Saw Serenity tonight. It was engaging and engrossing and it sucked me in totally. There were a couple of completely clever plot twists. I had got a pretty bad spoiler beforehand, but I was still shocked when the spoiled event actually happened -- somehow I'd forgotten.

Contrary to published reports, the original "Firefly" theme does make an appearance, albeit without any singing, if you sit in your seat long enough.

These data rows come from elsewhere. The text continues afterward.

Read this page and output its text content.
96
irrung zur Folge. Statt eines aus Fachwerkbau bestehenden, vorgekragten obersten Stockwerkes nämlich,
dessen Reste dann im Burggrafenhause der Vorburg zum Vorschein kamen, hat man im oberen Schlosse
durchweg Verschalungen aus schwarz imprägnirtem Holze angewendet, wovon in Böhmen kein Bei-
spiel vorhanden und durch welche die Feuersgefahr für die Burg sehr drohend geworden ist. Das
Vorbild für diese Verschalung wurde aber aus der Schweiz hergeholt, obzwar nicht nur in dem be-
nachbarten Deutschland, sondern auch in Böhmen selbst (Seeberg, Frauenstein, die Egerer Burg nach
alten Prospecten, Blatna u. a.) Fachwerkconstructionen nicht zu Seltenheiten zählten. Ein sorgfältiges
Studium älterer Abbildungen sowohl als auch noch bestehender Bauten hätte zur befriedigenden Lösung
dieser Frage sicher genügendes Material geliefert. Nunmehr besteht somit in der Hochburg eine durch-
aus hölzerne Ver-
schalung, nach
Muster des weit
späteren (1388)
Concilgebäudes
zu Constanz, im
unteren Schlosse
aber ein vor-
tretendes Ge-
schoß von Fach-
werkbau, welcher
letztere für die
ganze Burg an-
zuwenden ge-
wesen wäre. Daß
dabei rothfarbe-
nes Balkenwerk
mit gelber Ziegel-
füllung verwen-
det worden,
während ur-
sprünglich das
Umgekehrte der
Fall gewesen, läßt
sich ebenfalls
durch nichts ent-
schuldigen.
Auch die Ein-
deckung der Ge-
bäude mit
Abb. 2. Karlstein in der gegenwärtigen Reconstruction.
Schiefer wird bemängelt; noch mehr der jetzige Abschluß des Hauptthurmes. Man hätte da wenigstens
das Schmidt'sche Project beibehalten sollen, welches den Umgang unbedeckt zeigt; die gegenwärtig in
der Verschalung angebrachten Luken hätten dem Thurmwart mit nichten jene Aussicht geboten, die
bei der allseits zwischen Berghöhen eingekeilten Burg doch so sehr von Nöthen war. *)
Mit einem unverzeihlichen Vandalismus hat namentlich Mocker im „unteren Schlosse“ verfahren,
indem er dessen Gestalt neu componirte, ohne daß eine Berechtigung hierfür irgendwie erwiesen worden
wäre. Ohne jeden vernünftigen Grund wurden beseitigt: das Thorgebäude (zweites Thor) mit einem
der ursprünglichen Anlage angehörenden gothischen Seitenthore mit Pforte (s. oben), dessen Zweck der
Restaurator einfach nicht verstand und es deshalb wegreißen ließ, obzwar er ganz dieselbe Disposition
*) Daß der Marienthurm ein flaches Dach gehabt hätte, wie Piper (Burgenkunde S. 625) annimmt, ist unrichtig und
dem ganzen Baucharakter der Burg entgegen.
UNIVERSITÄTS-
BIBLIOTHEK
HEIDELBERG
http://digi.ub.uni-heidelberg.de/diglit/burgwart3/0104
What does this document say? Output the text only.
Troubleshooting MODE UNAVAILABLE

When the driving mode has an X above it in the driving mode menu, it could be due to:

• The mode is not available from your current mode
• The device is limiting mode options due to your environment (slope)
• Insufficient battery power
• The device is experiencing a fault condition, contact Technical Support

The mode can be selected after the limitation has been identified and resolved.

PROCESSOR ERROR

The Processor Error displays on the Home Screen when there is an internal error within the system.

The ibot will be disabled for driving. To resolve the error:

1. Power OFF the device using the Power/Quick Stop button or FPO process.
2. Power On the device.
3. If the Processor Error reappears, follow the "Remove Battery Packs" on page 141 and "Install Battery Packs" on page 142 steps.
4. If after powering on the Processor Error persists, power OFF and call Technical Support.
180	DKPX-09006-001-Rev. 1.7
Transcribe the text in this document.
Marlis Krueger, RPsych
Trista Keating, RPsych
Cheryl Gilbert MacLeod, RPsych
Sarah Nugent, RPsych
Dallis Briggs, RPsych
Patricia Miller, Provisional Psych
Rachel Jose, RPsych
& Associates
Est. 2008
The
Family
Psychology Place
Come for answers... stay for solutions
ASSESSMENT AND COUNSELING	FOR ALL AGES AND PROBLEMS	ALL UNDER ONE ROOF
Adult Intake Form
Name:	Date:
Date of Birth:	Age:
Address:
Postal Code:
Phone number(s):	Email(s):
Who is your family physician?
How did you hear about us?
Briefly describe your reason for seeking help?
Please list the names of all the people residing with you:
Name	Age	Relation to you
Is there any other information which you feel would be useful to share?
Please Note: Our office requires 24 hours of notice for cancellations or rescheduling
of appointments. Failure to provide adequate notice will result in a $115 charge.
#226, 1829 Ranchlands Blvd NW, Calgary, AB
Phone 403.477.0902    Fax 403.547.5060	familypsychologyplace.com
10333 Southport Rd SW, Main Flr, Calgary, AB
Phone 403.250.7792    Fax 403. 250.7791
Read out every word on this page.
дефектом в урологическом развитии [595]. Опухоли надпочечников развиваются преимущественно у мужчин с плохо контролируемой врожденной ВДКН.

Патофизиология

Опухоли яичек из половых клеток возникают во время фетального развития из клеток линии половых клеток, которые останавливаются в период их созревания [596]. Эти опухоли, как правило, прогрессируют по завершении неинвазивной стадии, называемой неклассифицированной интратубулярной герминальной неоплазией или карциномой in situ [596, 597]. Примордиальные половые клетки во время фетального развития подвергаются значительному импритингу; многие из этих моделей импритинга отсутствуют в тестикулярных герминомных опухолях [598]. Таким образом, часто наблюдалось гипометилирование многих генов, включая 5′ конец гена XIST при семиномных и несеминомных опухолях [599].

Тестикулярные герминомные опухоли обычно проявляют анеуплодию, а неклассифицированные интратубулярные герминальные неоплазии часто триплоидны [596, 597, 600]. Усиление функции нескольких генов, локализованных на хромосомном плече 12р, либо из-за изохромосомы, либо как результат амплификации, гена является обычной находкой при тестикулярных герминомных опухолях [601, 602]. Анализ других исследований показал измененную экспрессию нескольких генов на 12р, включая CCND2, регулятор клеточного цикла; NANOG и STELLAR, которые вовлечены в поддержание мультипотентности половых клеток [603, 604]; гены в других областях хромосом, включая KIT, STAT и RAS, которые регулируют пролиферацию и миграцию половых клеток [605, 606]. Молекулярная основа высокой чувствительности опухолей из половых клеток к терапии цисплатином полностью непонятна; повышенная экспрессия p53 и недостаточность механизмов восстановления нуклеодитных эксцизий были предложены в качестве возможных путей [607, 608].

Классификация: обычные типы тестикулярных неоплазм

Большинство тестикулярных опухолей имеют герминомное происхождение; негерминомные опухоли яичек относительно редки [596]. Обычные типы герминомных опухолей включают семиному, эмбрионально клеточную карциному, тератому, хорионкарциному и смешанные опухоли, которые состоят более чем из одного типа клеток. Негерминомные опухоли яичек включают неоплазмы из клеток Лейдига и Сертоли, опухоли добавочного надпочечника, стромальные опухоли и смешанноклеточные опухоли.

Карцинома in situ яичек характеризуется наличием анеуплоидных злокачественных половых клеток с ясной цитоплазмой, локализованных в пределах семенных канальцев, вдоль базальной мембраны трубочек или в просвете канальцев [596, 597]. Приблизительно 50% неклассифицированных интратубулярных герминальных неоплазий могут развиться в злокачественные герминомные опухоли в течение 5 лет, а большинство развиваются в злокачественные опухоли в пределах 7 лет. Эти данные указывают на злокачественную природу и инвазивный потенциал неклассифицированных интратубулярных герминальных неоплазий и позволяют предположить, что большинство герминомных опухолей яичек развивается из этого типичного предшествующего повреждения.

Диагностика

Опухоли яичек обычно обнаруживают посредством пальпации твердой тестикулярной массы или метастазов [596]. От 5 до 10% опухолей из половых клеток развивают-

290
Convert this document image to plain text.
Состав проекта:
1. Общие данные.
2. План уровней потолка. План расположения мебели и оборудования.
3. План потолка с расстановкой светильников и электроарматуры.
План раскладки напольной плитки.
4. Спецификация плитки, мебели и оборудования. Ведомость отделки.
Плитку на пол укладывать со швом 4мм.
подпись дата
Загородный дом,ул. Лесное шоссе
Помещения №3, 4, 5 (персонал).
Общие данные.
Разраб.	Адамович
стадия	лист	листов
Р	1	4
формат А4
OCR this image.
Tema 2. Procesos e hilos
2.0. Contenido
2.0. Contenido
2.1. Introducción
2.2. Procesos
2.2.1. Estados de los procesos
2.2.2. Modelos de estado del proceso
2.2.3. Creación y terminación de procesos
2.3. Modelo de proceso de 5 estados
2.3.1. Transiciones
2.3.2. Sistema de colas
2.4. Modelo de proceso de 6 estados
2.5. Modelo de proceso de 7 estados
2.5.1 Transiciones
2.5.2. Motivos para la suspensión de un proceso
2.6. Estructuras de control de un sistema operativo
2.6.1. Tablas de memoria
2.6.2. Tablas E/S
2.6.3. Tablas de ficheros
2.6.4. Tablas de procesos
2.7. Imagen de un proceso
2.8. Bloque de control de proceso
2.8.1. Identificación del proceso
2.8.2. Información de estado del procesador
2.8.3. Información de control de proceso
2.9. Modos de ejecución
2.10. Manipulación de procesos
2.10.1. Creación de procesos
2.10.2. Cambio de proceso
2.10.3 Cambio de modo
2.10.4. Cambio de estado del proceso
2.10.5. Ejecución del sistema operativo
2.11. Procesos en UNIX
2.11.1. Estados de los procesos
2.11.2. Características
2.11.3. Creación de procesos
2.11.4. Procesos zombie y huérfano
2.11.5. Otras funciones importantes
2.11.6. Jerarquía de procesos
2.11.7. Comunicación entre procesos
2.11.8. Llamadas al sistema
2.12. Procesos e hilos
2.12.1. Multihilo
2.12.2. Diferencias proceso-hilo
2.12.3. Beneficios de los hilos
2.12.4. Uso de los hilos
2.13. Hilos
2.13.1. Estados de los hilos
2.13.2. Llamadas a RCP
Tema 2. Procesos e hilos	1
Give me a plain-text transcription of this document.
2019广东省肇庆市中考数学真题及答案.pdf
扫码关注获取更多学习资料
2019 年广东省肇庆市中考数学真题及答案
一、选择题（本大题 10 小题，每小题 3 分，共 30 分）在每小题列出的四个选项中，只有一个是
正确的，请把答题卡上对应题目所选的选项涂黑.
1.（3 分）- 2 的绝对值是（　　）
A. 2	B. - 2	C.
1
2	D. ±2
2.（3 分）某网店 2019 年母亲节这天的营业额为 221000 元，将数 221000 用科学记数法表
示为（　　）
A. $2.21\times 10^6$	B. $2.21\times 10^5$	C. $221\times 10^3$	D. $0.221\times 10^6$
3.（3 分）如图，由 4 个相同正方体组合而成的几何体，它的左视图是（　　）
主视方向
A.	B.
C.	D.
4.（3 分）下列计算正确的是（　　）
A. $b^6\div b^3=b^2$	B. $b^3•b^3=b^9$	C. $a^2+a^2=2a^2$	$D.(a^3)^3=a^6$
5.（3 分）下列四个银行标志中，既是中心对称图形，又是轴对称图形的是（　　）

There were a few things that bothered me about it, nits I could pick. For one thing, someone needs to tell Joss Whedon that space is three dimensional. (I'll elaborate in comments if necessary.) For another, I kept expecting a certain character to break into plausible-sounding but ultimately wrong exposition about how numbers explain everything, and I found this bit of casting quite distracting. The character himself is pretty lame and cliche, really -- you've seen him before. You have also seen the part of the plot that involves him before, and there are no real twists to it either.

A good sci-fi flick. Not a great one. It doesn't have quite enough style and verve to get away with its plot weaknesses. Its $10 million opening weekend sounds about right to me. Still, it was a lot of fun and it sure was good to see that universe again. I'll probably buy the DVD.

Alaska Air has a new 737 -- make that Salmon Thirty Salmon.